I was most interested in how many times my initial recommendations predicted the ultimate outcome of a paper. Here is a crosstab for my reviews of first time submissions:

Ultimate Decision

Accept

Reject

Unknown

Total
My Recommendation

Accept

1 0 0 1

R&R

6 2 5 13
Reject 4 18 2

24

Total 11 20 7

38

Note: Unknown refers to decisions that were in progress at the end of the calendar year for 2016.

This suggests that my reject decisions are usually consistent with ultimate outcome for that paper at that outlet. My decision was inconsistent with ultimate outcome for that paper in 4 out of 22 known cases (18%).  In 18 of the 22 known cases, my decision was concordant with the final decision.  (Yes, I know I should compute kappas here to deal with base rate differences but I am lazy.)

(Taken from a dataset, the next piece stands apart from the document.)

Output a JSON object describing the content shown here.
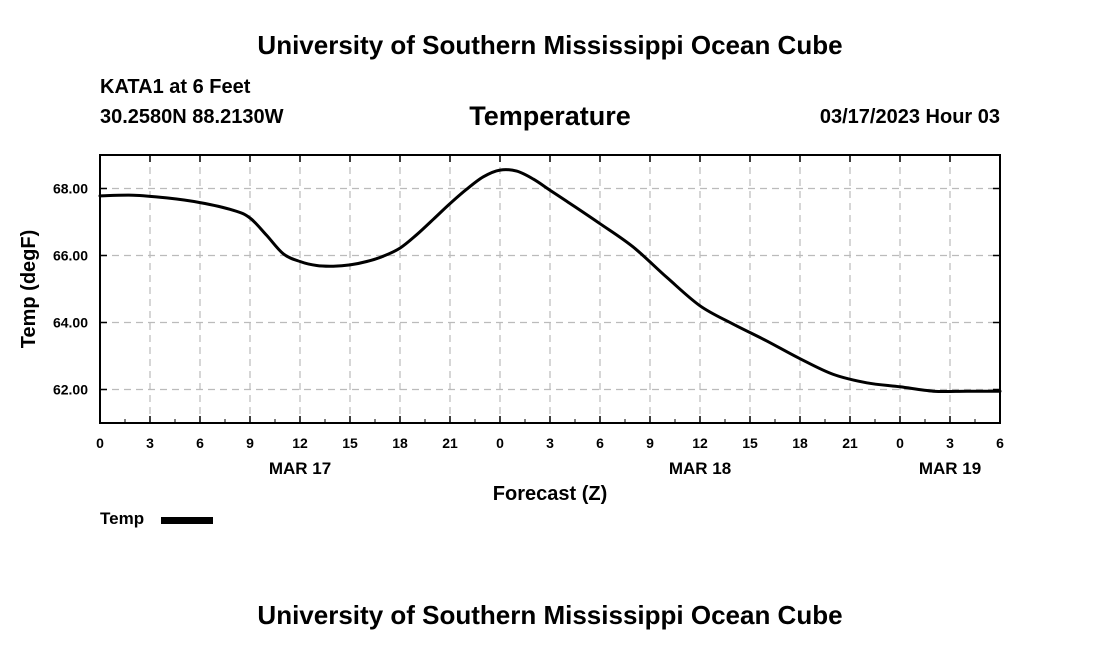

In the end, I think this was a good exercise as it has made me slightly more aware of my recommendations and helped my gauge agreement.  As noted above, I am going to add information to the 2017 iteration of this exercise.  Foremost, I plan to track how many reviews that I decline in 2017 and note my personal reasons for declining.  Categories will include: Conflict of Interest; Too Many Existing Ad Hoc Reviews (X Number on My Desk); Outside of My Area of Expertise; Issue with the Journal (e.g., I won’t review for certain outlets because of their track record on publishing papers that I trust); Other.  I will also track whether the submission was blinded and the number of words in my review.

I try to accept as many reviews as I can but I sometimes feel overwhelmed by the workload. Indeed, I struggle with the right level of involvement in peer review. I believe reviewing is an important service to the field but it is time consuming. My intuition is that an academic should review a minimum of three to four times the number of papers they submitted for peer review per year. I want to make sure that I meet this standard moving forward.

Anyways, I think that was a fairly interesting exercise and I think others might think so as well.